Terminei me cansando do pique tão intenso do trabalho com cenografia, e, nos deparamos com a crise da indústria fonográfica. Fiquei saturada também de trabalhar atendendo a ‘clientes’ e resolvi voltar a estudar.

Foi a Silvia Steinberg que me sugeriu a antropologia, e como eu tinha duas amigas fazendo mestrado no Museu Nacional, fui assistir a uma aula do Gilberto Velho e resolvi fazer a prova para o mestrado. Estudando sobre cultura material e políticas de patrimônio cultural, me deparei com a menção a Aloisio Magalhães. Foi em torno de seu trabalho de pesquisa e ação em política de patrimônio e cultura que organizei então minhas pesquisas de mestrado e doutorado, tentando entender como o design se associa às questões de cultura e sociedade.

Ao mesmo tempo, comecei a trabalhar com pesquisa, seja em arquivos, como no Paço Imperial, ou em uma pesquisa coordenada pelo meu orientador, Luiz Fernando Dias Duarte, seja como etnógrafa, em projetos de P&D, para empresas como Nokia, Johnson & Johnson, Nestlé, Coca-Cola, entre outras. Por conta desse tipo de trabalho, terminei por me aproximar de pessoas ligadas ao Politécnico de Milão, entrando em contato com a ideia de design estratégico. Em seguida, trabalhei por algum tempo como coordenadora de projetos de design para inovação em duas consultorias, MJV Tecnologia e Inovação e CRIA Global, onde aprendi imensamente.

Terminado o doutorado, decidi concentrar minha atuação em ensino e pesquisa, e hoje sou professora adjunta do Departamento de Artes e Design da PUC-Rio e da ESDI/UERJ, onde coordeno o Laboratório de Design e Antropologia.





4 - Como você define essa interface entre Antropologia e Design e como o mercado (institucional e acadêmico) percebe esta nova área de estudo?

Zoy - Historicamente, observando a partir do ponto de vista do design, essa aproximação mais sistemática com a antropologia tem um lastro, que remonta pelo menos aos diálogos estabelecidos na área da ergonomia, entre os anos 1960 e 1970, bem como por toda a discussão sobre design e cultura, que explode ainda no final dos anos 1960, se ampliando ao longo da década seguinte. Mas esse movimento ganha novos contornos no início da década de 1980, com a contratação de antropólogos por empresas de design, o que segue acontecendo até hoje.

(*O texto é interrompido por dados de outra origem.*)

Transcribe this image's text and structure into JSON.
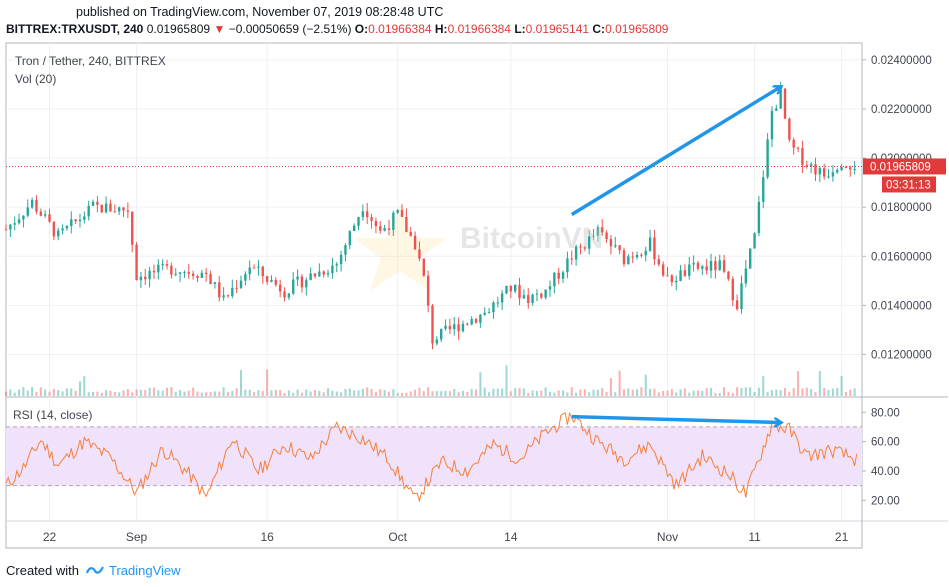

Daí em diante, há uma crescente apropriação da antropologia pelo design e, no meio disso, algo que me preocupa, que é uma instrumentalização da antropologia, entendida como ‘ferramenta’ para uma prática de projeto ‘centrada’ no ‘usuário’ ou, no melhor dos casos, no ‘ser humano’, formulações das quais tento sempre me desvencilhar. Até porque fazer projeto não é abrir uma caixa de ferramentas e a antropologia não é um simples ‘procedimento’ (de ‘tipo’ etnográfico) para acessar a alteridade.

Nesse sentido, tanto o mercado quanto a academia vem fazendo leituras muito operativas, e por vezes até comprometedoras, das possibilidades de interação entre design e antropologia, seja em termos dos resultados obtidos e mesmo em termos éticos.

Meu esforço, a partir da universidade, tem sido exatamente no sentido de explorar outras possibilidades de conjugação entre design e antropologia, de forma menos operativa e predatória, o que envolve perceber, através da prática, de que modos as duas áreas podem contribuir, uma em relação à outra.

Buscando explorar essas outras possíveis dimensões de intercâmbio, encontro rendimento nas proposições mais recentes do antropólogo Tim Ingold, e também na vertente dinamarquesa da área hoje já nomeada de ‘design anthropology’, que se expressa de forma mais interessante, a meu ver, no trabalho da Wendy Gunn, que, não por acaso, é ex-aluna e colaboradora do Ingold. Eles apontam inclusive para um outro lado da moeda, a saber, que se o design ‘tem a ganhar’ com uma aproximação com o antropologia, podemos pensar também de que modo a antropologia pode se deixar transformar por uma aproximação com o design.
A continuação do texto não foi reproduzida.